É comum ouvir frases como “ô meu filho, calma que tudo se ajeita” ou “a dor também ensina”, ditas por essas entidades com profundo carinho. O terreiro vira casa de vó: cheio de cheiros, acolhimento e fé.

Pretos Velhos na sociedade: Legado e Resistência

Os Pretos Velhos são mais do que símbolos religiosos: são expressões culturais e políticas. São o grito silencioso de um povo que sofreu, mas não foi vencido. Representam a sabedoria que sobreviveu à tentativa de apagamento, à violência, ao preconceito, e que segue viva na fé de milhões de brasileiros.

Eles nos lembram de onde viemos, o quanto devemos honrar nossos ancestrais e o quanto ainda há a ser feito. Celebrar os Pretos Velhos é, também, olhar para o Brasil de hoje e reconhecer o racismo que ainda mata, exclui e marginaliza. É fazer da espiritualidade um espaço de resistência e de cura coletiva.

Conclusão

O Dia dos Pretos Velhos é um convite à escuta profunda, à gratidão pelos saberes que atravessaram séculos e chegaram até nós. É um chamado à reflexão sobre as marcas da escravidão ainda presentes na sociedade brasileira e sobre o papel da espiritualidade na preservação da identidade negra.

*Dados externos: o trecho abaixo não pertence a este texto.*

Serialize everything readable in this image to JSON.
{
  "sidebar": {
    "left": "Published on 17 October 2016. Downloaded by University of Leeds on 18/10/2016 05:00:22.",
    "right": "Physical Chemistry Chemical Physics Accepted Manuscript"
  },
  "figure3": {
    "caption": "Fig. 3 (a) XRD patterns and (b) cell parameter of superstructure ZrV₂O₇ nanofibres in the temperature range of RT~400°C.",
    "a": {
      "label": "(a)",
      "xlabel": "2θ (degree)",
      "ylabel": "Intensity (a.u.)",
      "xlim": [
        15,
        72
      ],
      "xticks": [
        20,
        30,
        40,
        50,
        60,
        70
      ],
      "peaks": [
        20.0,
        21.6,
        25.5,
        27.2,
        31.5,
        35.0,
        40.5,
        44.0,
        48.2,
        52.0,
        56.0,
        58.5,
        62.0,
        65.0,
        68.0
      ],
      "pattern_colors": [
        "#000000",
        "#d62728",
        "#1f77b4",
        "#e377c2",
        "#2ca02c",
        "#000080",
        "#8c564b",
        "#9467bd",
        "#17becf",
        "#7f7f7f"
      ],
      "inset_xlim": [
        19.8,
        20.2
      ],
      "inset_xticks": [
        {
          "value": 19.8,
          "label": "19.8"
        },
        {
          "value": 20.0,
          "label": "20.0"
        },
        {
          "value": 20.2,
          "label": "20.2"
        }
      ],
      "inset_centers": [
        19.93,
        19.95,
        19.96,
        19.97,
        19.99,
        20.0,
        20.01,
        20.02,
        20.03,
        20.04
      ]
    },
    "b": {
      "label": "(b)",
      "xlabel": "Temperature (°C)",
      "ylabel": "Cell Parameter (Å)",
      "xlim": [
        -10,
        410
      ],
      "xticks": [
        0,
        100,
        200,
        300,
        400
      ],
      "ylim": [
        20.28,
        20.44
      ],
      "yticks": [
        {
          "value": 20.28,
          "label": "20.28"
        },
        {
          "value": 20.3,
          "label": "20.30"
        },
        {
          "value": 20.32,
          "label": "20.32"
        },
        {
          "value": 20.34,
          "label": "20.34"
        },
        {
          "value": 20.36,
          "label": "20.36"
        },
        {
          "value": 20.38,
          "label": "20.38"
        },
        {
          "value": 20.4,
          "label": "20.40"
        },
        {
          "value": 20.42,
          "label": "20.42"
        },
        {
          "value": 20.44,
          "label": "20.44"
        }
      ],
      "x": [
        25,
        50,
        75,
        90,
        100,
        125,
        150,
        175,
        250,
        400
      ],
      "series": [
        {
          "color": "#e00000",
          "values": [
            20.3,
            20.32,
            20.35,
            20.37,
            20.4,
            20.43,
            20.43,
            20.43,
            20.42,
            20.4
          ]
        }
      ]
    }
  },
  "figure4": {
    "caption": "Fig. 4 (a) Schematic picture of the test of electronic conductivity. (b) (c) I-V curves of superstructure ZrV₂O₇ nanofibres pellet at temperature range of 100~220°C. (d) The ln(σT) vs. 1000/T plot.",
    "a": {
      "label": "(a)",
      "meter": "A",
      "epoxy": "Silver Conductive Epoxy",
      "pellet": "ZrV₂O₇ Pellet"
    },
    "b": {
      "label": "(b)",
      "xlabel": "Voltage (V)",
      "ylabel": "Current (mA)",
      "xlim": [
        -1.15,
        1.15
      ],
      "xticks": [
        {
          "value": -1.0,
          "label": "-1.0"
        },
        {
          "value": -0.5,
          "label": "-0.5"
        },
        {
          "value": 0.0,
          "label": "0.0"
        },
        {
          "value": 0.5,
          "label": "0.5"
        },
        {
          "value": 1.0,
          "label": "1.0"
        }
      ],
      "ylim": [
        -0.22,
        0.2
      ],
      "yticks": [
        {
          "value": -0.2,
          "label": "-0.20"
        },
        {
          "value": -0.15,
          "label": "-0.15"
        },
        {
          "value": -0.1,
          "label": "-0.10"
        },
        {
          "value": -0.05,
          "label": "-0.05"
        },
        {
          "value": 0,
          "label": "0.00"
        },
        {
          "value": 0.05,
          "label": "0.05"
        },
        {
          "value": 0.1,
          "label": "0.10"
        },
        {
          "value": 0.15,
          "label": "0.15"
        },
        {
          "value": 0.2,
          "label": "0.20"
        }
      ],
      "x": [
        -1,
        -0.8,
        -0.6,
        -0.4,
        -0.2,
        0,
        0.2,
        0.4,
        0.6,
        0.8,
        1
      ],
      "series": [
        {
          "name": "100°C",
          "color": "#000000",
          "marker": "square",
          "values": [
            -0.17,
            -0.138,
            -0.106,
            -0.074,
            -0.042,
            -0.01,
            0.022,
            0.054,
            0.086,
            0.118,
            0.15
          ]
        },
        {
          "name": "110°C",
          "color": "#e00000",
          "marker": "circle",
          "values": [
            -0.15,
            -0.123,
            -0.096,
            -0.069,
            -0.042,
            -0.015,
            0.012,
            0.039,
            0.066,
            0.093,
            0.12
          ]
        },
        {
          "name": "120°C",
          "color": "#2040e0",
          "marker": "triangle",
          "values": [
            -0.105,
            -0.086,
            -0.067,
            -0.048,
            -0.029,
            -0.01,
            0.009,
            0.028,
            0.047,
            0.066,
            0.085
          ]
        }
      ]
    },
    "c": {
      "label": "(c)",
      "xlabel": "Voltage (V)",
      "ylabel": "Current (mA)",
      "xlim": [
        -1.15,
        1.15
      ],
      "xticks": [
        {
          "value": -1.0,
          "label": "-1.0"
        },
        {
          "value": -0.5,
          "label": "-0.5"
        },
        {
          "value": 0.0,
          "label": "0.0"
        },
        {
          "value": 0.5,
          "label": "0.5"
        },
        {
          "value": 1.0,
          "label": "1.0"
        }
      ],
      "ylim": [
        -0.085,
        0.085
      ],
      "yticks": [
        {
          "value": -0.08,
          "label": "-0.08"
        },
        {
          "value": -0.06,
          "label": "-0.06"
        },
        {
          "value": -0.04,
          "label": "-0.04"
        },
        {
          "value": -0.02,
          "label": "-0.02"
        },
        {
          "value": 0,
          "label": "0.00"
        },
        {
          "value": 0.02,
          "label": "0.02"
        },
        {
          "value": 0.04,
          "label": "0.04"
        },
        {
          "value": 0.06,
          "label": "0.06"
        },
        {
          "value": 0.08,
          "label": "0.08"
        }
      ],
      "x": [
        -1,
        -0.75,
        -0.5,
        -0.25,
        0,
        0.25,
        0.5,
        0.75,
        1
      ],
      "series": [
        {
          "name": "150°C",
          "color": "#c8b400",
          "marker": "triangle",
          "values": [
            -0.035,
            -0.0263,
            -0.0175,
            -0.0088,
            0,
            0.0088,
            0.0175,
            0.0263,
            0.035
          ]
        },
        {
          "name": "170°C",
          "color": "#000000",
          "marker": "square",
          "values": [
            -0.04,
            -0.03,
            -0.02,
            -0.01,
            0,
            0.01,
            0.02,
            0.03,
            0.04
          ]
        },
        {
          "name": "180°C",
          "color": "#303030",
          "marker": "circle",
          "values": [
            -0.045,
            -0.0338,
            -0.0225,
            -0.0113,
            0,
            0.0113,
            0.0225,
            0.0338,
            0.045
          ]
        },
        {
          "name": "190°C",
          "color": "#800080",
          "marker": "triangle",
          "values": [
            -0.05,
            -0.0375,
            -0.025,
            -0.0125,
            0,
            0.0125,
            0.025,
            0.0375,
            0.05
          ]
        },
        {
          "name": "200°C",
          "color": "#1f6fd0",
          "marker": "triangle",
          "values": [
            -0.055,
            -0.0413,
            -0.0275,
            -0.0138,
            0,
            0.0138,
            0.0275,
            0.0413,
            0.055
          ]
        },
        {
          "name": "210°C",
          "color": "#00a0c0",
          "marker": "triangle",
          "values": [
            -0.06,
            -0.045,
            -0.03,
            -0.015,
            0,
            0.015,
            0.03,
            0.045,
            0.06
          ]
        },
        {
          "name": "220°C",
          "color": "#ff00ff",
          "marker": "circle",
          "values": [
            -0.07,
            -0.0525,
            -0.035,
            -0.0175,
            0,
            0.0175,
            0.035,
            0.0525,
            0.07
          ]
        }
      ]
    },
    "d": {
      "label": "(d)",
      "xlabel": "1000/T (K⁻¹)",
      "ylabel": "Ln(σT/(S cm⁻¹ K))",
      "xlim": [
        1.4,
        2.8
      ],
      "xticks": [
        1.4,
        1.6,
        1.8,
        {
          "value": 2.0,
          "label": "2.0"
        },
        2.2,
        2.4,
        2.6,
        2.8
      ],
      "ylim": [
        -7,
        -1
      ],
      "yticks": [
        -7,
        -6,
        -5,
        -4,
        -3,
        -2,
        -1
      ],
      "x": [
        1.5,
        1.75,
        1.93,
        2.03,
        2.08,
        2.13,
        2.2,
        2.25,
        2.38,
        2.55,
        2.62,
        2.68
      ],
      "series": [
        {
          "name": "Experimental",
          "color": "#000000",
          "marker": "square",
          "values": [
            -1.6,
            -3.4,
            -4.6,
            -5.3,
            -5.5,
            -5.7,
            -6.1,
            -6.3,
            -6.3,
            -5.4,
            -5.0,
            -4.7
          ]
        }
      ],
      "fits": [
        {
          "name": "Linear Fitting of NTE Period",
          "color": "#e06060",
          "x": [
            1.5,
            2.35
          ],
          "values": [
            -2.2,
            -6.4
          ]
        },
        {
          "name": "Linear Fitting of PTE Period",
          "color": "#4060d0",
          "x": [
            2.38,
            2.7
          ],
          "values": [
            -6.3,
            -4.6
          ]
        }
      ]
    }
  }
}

Em cada ponto cantado, em cada benzeção, em cada vela acesa aos pés de um Preto Velho, ecoa uma história de dor que virou sabedoria. Porque, como dizem nos terreiros: “o negro foi escravizado, mas sua alma nunca se curvou”.

“No tempo do cativeiro
Quando o senhor me batia
Eu rezava por nossa senhora, meu Deus!
Como as pancadas doíam

Trabalhava na lavoura
No açúcar e no ‘cinzal’
Nego era chicoteado
No velho tronco de pau
Quando cheguei na Bahia
A capoeira me libertou
E até hoje ainda me lembro
Das ordens do meu senhor

Trabalha negro, negro trabalha
Trabalha negro pra não apanhar”

Axé aos Pretos Velhos. Saravá aos nossos ancestrais. Adorei às Almas!